Landowners blockade road, stop road repair project
FRENCHVILLE, Maine — (Updated 4:45 p.m., Monday, Oct. 24, 2016) Paving crews working on Pelletier Avenue in Frenchville found their way blocked when they arrived on Thursday, Oct. 13, to find someone had parked a tractor trailer across the road.
According to Frenchville Town Manager Ryan E. Pelletier, the issue stems from a dispute between the town and Calvin Ouellette regarding ownership of the land on which the road is located.
“They blocked the road with a skidder and tractor trailer,” the town manager said on Oct. 14. Calvin Ouellette and his mother Marie Ouellette contend that the road is on their land and that the town does not have a deeded right-of-way, Pelletier said.
The Ouellette’s have papers with Maine Superior Court in Caribou requesting a declaratory judgment regarding the land ownership and charging the town with trespassing.
Pelletier took part in a “telephone hearing,” Oct. 20, with Maine Superior Court Justice Harold Stewart II, town’s attorney Richard Currier and the Ouellette’s lawyer, Toby Jandreau.
The day before, Currier filed court papers is response to the Ouellettes’ claims. In those papers, the town points out that the Ouellette deed to the property refers to Pelletier Avenue as a “public road” and a “highway.” The town contends Pelletier Avenue has been maintained as a public road for “over 100 years.”
The town’s filing also denies any trespass took place and that the Ouellettes suffered no damage by having paving equipment temporarily parked on the side of the road.
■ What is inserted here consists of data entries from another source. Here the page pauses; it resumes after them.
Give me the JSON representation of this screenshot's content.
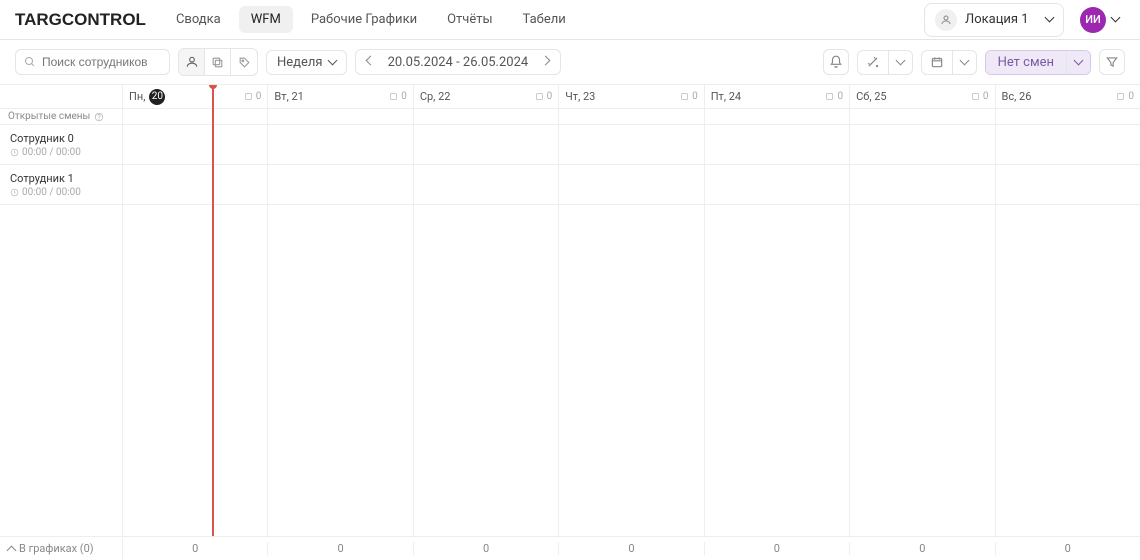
{
  "app": {
    "logo": "TARGCONTROL"
  },
  "nav": {
    "items": [
      {
        "label": "Сводка"
      },
      {
        "label": "WFM"
      },
      {
        "label": "Рабочие Графики"
      },
      {
        "label": "Отчёты"
      },
      {
        "label": "Табели"
      }
    ],
    "active_index": 1
  },
  "topbar": {
    "location": {
      "label": "Локация 1"
    },
    "user": {
      "initials": "ИИ"
    }
  },
  "toolbar": {
    "search_placeholder": "Поиск сотрудников",
    "period_label": "Неделя",
    "date_range": "20.05.2024 - 26.05.2024",
    "shifts_button": "Нет смен"
  },
  "schedule": {
    "days": [
      {
        "label": "Пн,",
        "daynum": "20",
        "is_today": true,
        "count": "0"
      },
      {
        "label": "Вт, 21",
        "daynum": "",
        "is_today": false,
        "count": "0"
      },
      {
        "label": "Ср, 22",
        "daynum": "",
        "is_today": false,
        "count": "0"
      },
      {
        "label": "Чт, 23",
        "daynum": "",
        "is_today": false,
        "count": "0"
      },
      {
        "label": "Пт, 24",
        "daynum": "",
        "is_today": false,
        "count": "0"
      },
      {
        "label": "Сб, 25",
        "daynum": "",
        "is_today": false,
        "count": "0"
      },
      {
        "label": "Вс, 26",
        "daynum": "",
        "is_today": false,
        "count": "0"
      }
    ],
    "open_shifts_label": "Открытые смены",
    "employees": [
      {
        "name": "Сотрудник 0",
        "hours": "00:00 / 00:00"
      },
      {
        "name": "Сотрудник 1",
        "hours": "00:00 / 00:00"
      }
    ]
  },
  "footer": {
    "label": "В графиках (0)",
    "totals": [
      "0",
      "0",
      "0",
      "0",
      "0",
      "0",
      "0"
    ]
  }
}
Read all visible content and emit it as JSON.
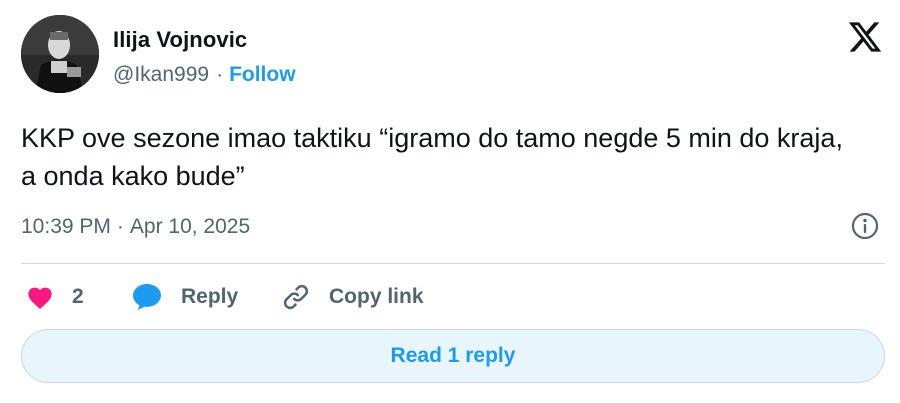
{
  "author": {
    "name": "Ilija Vojnovic",
    "handle": "@Ikan999",
    "separator": "·",
    "follow_label": "Follow"
  },
  "tweet": {
    "text": "KKP ove sezone imao taktiku “igramo do tamo negde 5 min do kraja, a onda kako bude”",
    "time": "10:39 PM",
    "separator": "·",
    "date": "Apr 10, 2025"
  },
  "actions": {
    "like_count": "2",
    "reply_label": "Reply",
    "copy_link_label": "Copy link"
  },
  "read_replies_label": "Read 1 reply",
  "icons": {
    "brand": "x-logo-icon",
    "info": "info-icon",
    "like": "heart-icon",
    "reply": "speech-bubble-icon",
    "copy_link": "link-icon"
  },
  "colors": {
    "accent": "#1d9bf0",
    "like": "#f91880",
    "text_primary": "#0f1419",
    "text_secondary": "#536471",
    "divider": "#cfd9de",
    "button_bg": "#e8f5fd"
  }
}
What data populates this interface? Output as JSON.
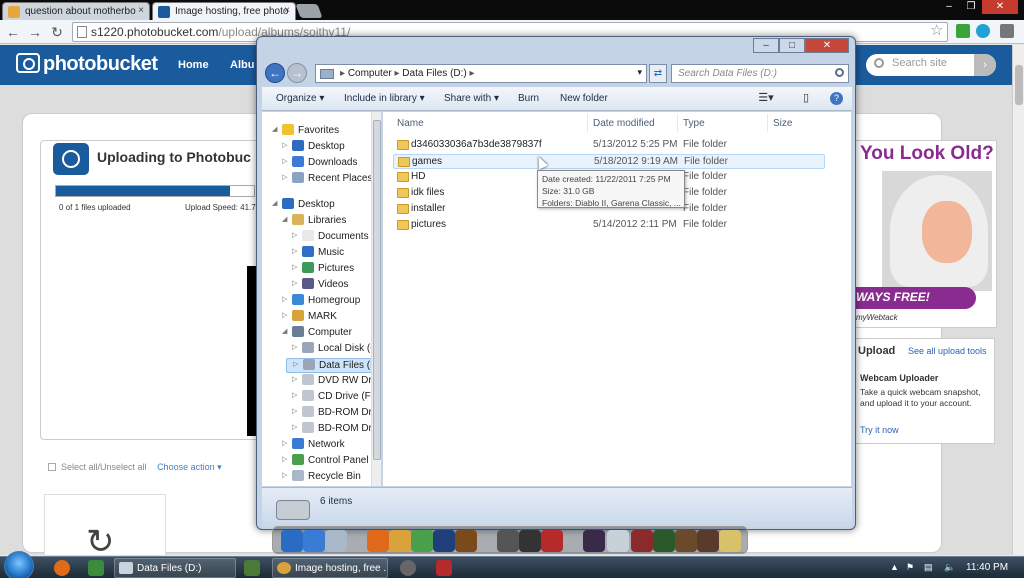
{
  "browser": {
    "tabs": [
      {
        "title": "question about motherbo"
      },
      {
        "title": "Image hosting, free photo"
      }
    ],
    "url_host": "s1220.photobucket.com",
    "url_path": "/upload/albums/soithy11/"
  },
  "photobucket": {
    "logo": "photobucket",
    "nav": [
      "Home",
      "Albu"
    ],
    "search_placeholder": "Search site",
    "upload_title": "Uploading to Photobuc",
    "progress": 0.88,
    "files_status": "0 of 1 files uploaded",
    "upload_speed": "Upload Speed: 41.7",
    "select_all": "Select all/Unselect all",
    "choose_action": "Choose action ▾",
    "ad_headline": "You Look Old?",
    "ad_banner": "WAYS FREE!",
    "ad_brand": "myWebtack",
    "upload_header": "Upload",
    "upload_tools_link": "See all upload tools",
    "webcam_title": "Webcam Uploader",
    "webcam_desc": "Take a quick webcam snapshot, and upload it to your account.",
    "try_now": "Try it now"
  },
  "explorer": {
    "breadcrumb": [
      "Computer",
      "Data Files (D:)"
    ],
    "search_placeholder": "Search Data Files (D:)",
    "commands": [
      "Organize ▾",
      "Include in library ▾",
      "Share with ▾",
      "Burn",
      "New folder"
    ],
    "nav_tree": [
      {
        "label": "Favorites",
        "icon": "star-icon",
        "level": 0,
        "expanded": true
      },
      {
        "label": "Desktop",
        "icon": "desktop-icon",
        "level": 1
      },
      {
        "label": "Downloads",
        "icon": "downloads-icon",
        "level": 1
      },
      {
        "label": "Recent Places",
        "icon": "recent-places-icon",
        "level": 1
      },
      {
        "label": "Desktop",
        "icon": "desktop-icon",
        "level": 0,
        "expanded": true
      },
      {
        "label": "Libraries",
        "icon": "libraries-icon",
        "level": 1,
        "expanded": true
      },
      {
        "label": "Documents",
        "icon": "documents-icon",
        "level": 2
      },
      {
        "label": "Music",
        "icon": "music-icon",
        "level": 2
      },
      {
        "label": "Pictures",
        "icon": "pictures-icon",
        "level": 2
      },
      {
        "label": "Videos",
        "icon": "videos-icon",
        "level": 2
      },
      {
        "label": "Homegroup",
        "icon": "homegroup-icon",
        "level": 1
      },
      {
        "label": "MARK",
        "icon": "user-icon",
        "level": 1
      },
      {
        "label": "Computer",
        "icon": "computer-icon",
        "level": 1,
        "expanded": true
      },
      {
        "label": "Local Disk (C:)",
        "icon": "disk-icon",
        "level": 2
      },
      {
        "label": "Data Files (D:)",
        "icon": "disk-icon",
        "level": 2,
        "selected": true
      },
      {
        "label": "DVD RW Drive (",
        "icon": "dvd-icon",
        "level": 2
      },
      {
        "label": "CD Drive (F:)",
        "icon": "cd-icon",
        "level": 2
      },
      {
        "label": "BD-ROM Drive",
        "icon": "bd-icon",
        "level": 2
      },
      {
        "label": "BD-ROM Drive",
        "icon": "bd-icon",
        "level": 2
      },
      {
        "label": "Network",
        "icon": "network-icon",
        "level": 1
      },
      {
        "label": "Control Panel",
        "icon": "control-panel-icon",
        "level": 1
      },
      {
        "label": "Recycle Bin",
        "icon": "recycle-bin-icon",
        "level": 1
      }
    ],
    "columns": [
      "Name",
      "Date modified",
      "Type",
      "Size"
    ],
    "rows": [
      {
        "name": "d346033036a7b3de3879837f",
        "date": "5/13/2012 5:25 PM",
        "type": "File folder"
      },
      {
        "name": "games",
        "date": "5/18/2012 9:19 AM",
        "type": "File folder"
      },
      {
        "name": "HD",
        "date": "",
        "type": "File folder"
      },
      {
        "name": "idk files",
        "date": "",
        "type": "File folder"
      },
      {
        "name": "installer",
        "date": "",
        "type": "File folder"
      },
      {
        "name": "pictures",
        "date": "5/14/2012 2:11 PM",
        "type": "File folder"
      }
    ],
    "tooltip": {
      "created": "Date created: 11/22/2011 7:25 PM",
      "size": "Size: 31.0 GB",
      "folders": "Folders: Diablo II, Garena Classic, ..."
    },
    "item_count": "6 items"
  },
  "taskbar": {
    "buttons": [
      "Data Files (D:)",
      "Image hosting, free ..."
    ],
    "clock": "11:40 PM"
  },
  "colors": {
    "photobucket_blue": "#1a5b9e",
    "ad_purple": "#8a2c8f",
    "explorer_frame": "#c4d4e6"
  }
}
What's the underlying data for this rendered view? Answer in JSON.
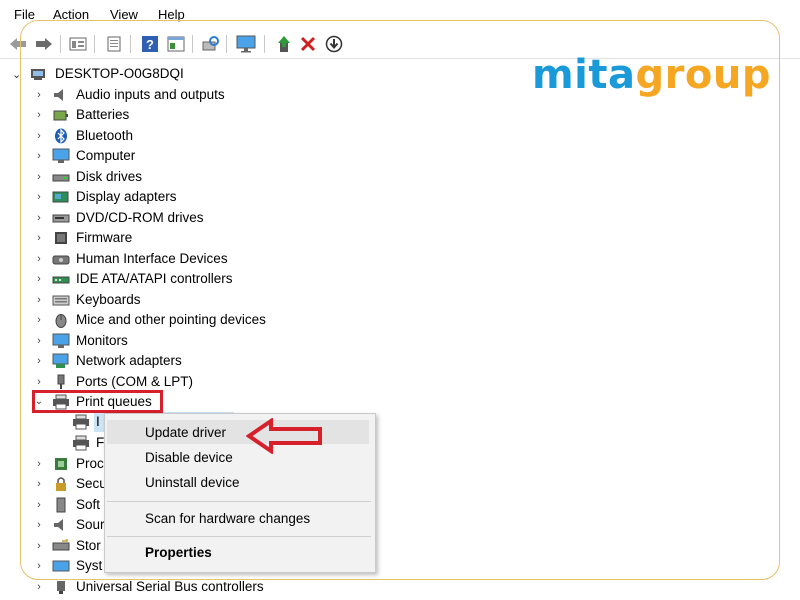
{
  "menubar": {
    "items": [
      "File",
      "Action",
      "View",
      "Help"
    ]
  },
  "toolbar": {
    "icons": [
      "back-arrow-icon",
      "forward-arrow-icon",
      "properties-icon",
      "show-hidden-icon",
      "help-icon",
      "action-view-icon",
      "scan-hardware-icon",
      "monitor-icon",
      "update-driver-icon",
      "uninstall-icon",
      "download-icon"
    ]
  },
  "brand": {
    "part1": "mita",
    "part2": "group",
    "color1": "#1a9ad8",
    "color2": "#f5a623"
  },
  "tree": {
    "root": "DESKTOP-O0G8DQI",
    "items": [
      "Audio inputs and outputs",
      "Batteries",
      "Bluetooth",
      "Computer",
      "Disk drives",
      "Display adapters",
      "DVD/CD-ROM drives",
      "Firmware",
      "Human Interface Devices",
      "IDE ATA/ATAPI controllers",
      "Keyboards",
      "Mice and other pointing devices",
      "Monitors",
      "Network adapters",
      "Ports (COM & LPT)",
      "Print queues"
    ],
    "children_visible": [
      "I",
      "F"
    ],
    "after": [
      "Proc",
      "Secu",
      "Soft",
      "Sour",
      "Stor",
      "Syst",
      "Universal Serial Bus controllers"
    ]
  },
  "context_menu": {
    "update_driver": "Update driver",
    "disable_device": "Disable device",
    "uninstall_device": "Uninstall device",
    "scan": "Scan for hardware changes",
    "properties": "Properties"
  },
  "colors": {
    "highlight_red": "#d6202c",
    "selection_blue": "#cce4f7"
  }
}
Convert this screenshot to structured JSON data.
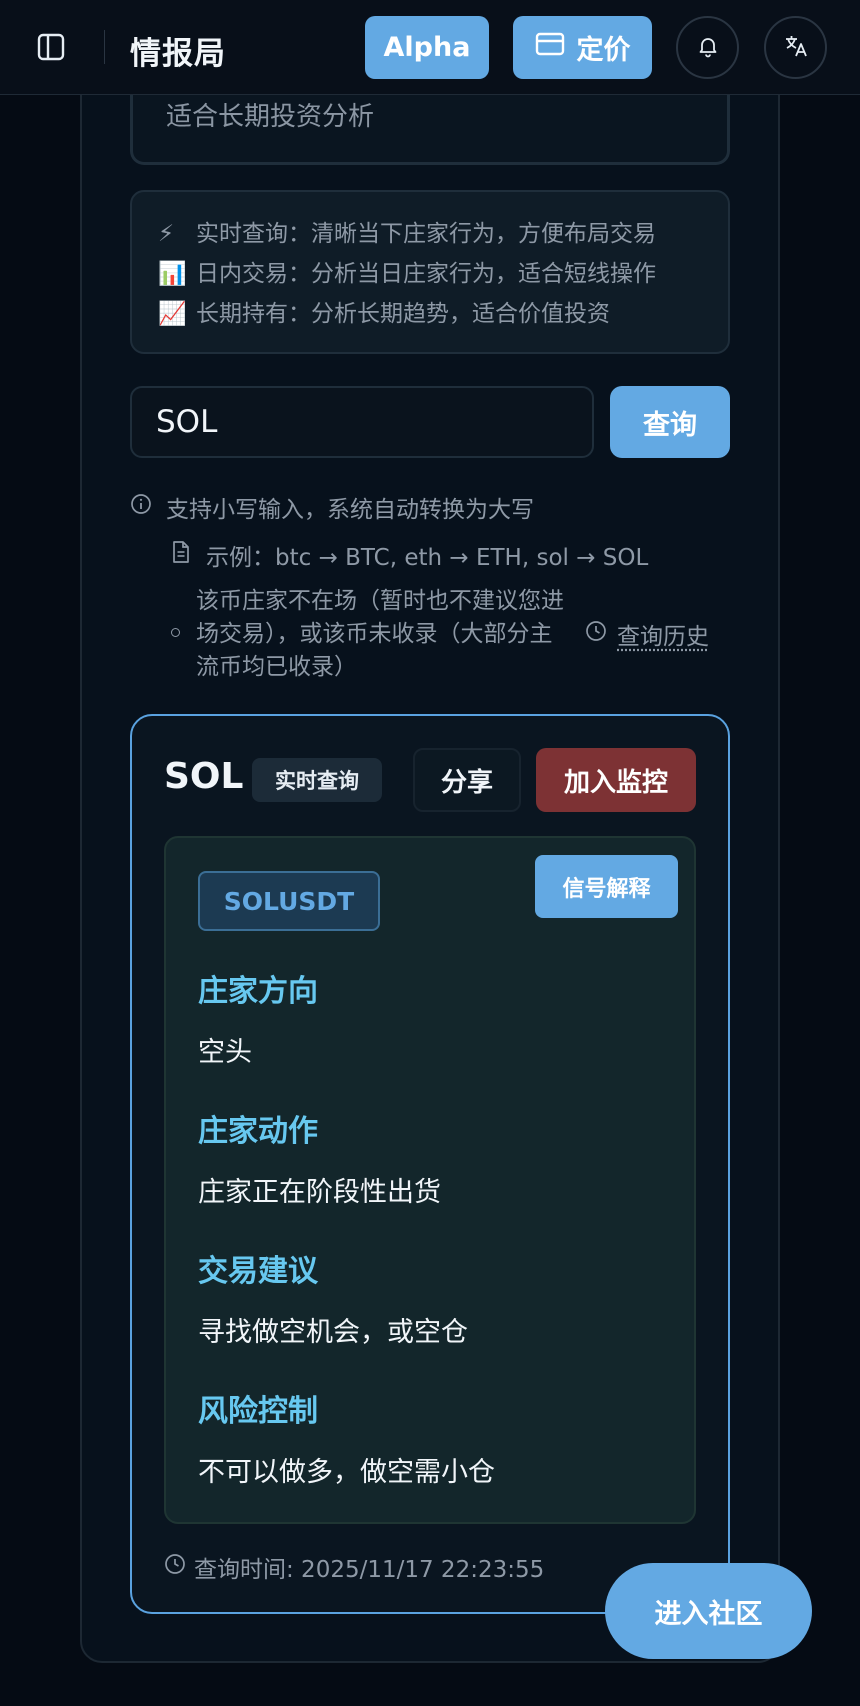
{
  "header": {
    "title": "情报局",
    "alpha_label": "Alpha",
    "pricing_label": "定价"
  },
  "previous_card": {
    "text": "适合长期投资分析"
  },
  "info_box": {
    "items": [
      {
        "emoji": "⚡",
        "text": "实时查询：清晰当下庄家行为，方便布局交易"
      },
      {
        "emoji": "📊",
        "text": "日内交易：分析当日庄家行为，适合短线操作"
      },
      {
        "emoji": "📈",
        "text": "长期持有：分析长期趋势，适合价值投资"
      }
    ]
  },
  "search": {
    "value": "SOL",
    "button_label": "查询"
  },
  "hints": {
    "lowercase": "支持小写输入，系统自动转换为大写",
    "example": "示例：btc → BTC, eth → ETH, sol → SOL",
    "not_present": "该币庄家不在场（暂时也不建议您进场交易），或该币未收录（大部分主流币均已收录）",
    "history_link": "查询历史"
  },
  "result": {
    "symbol": "SOL",
    "mode_badge": "实时查询",
    "share_label": "分享",
    "monitor_label": "加入监控",
    "pair": "SOLUSDT",
    "explain_label": "信号解释",
    "sections": [
      {
        "label": "庄家方向",
        "value": "空头"
      },
      {
        "label": "庄家动作",
        "value": "庄家正在阶段性出货"
      },
      {
        "label": "交易建议",
        "value": "寻找做空机会，或空仓"
      },
      {
        "label": "风险控制",
        "value": "不可以做多，做空需小仓"
      }
    ],
    "query_time": "查询时间: 2025/11/17 22:23:55"
  },
  "community_label": "进入社区",
  "colors": {
    "accent": "#63a9e3",
    "danger": "#7d3234",
    "label_cyan": "#67c8f0",
    "background": "#050b14"
  }
}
Further, the town contends that the Ouellettes are “obstructing a public way,” which is a violation of state law, and which also creates a hazard to the public.
“The judge gave the Ouellettes until Tuesday (Oct. 25) to respond to our lawyers’ complaints submitted,” Pelletier said Monday, Oct 24.
Requests for comment from the Ouellette family or Jandreau were not immediately returned.
Pelletier had previously said it is a “tough spot” to be in, adding that the window for any further paving this season is basically closed.”We want to work with the Ouellettes and try to appease both sides.”
The road in question – and its history – were part of a dispute earlier this summer. Some residents accused John Ezzy, who also owns land on the road, of receiving special treatment by having the town pave the dirt road. Ezzy is a selectman in Frenchville.
Those opposed to the project at the time claimed the road was not a public way and, as such, the town should not use taxpayer money to repair it.
That issue, also involving court filings, has since dissolved. That allowed the paving project to move ahead.
That is, until the Ouellette’s blocked the road.
Requests for comment from the Ouellette family or Toby Jandreau, their attorney, were not immediately returned.
In September, the Ouellettes communicated to the town their refusal to sign any right-of-way easements which would allow the town to “expand road construction” on Pelletier Avenue. In the letter, dated Sept. 15, Calvin Ouellette stated he does give permission for “whatever ground work needs to be done for improvements on the already existing road, no more than is already being used for landowner access.”
Pelletier said the Ouellettes have told him they have concerns about the effects the petroleum-based asphalt may have on their nearby farm land. According to Pelletier, the family also is concerned that the town would hold them liable if their farming equipment caused damage to the asphalt. “We are trying to respect the Ouellette’s wishes,” Pelletier said.
The Frenchville town manager concedes the issue of deeded rights-of-way on back roads such as Pelletier Avenue are often unclear. That very issue was at the heart of the earlier friction involving Ezzy.
However, Pelletier argues that because the town has been maintaining those roads for years, that indicates they are – informally, at least – public roads and provide a public service. In public meetings earlier this year, Pelletier said if every section of road were to be accurately deeded for rights-of-way, his Public Works crews would have no roads to maintain.
In an affidavit Calvin Ouellette filed on Oct. 12, he states that Valier Ouellette, his father, refused to sign an easement for the Pelletier Avenue right-of-way in 1997.
The nearly one-mile section of road the Ouellettes are disputing is the last portion of a larger multi-road project which the town would have completed this summer.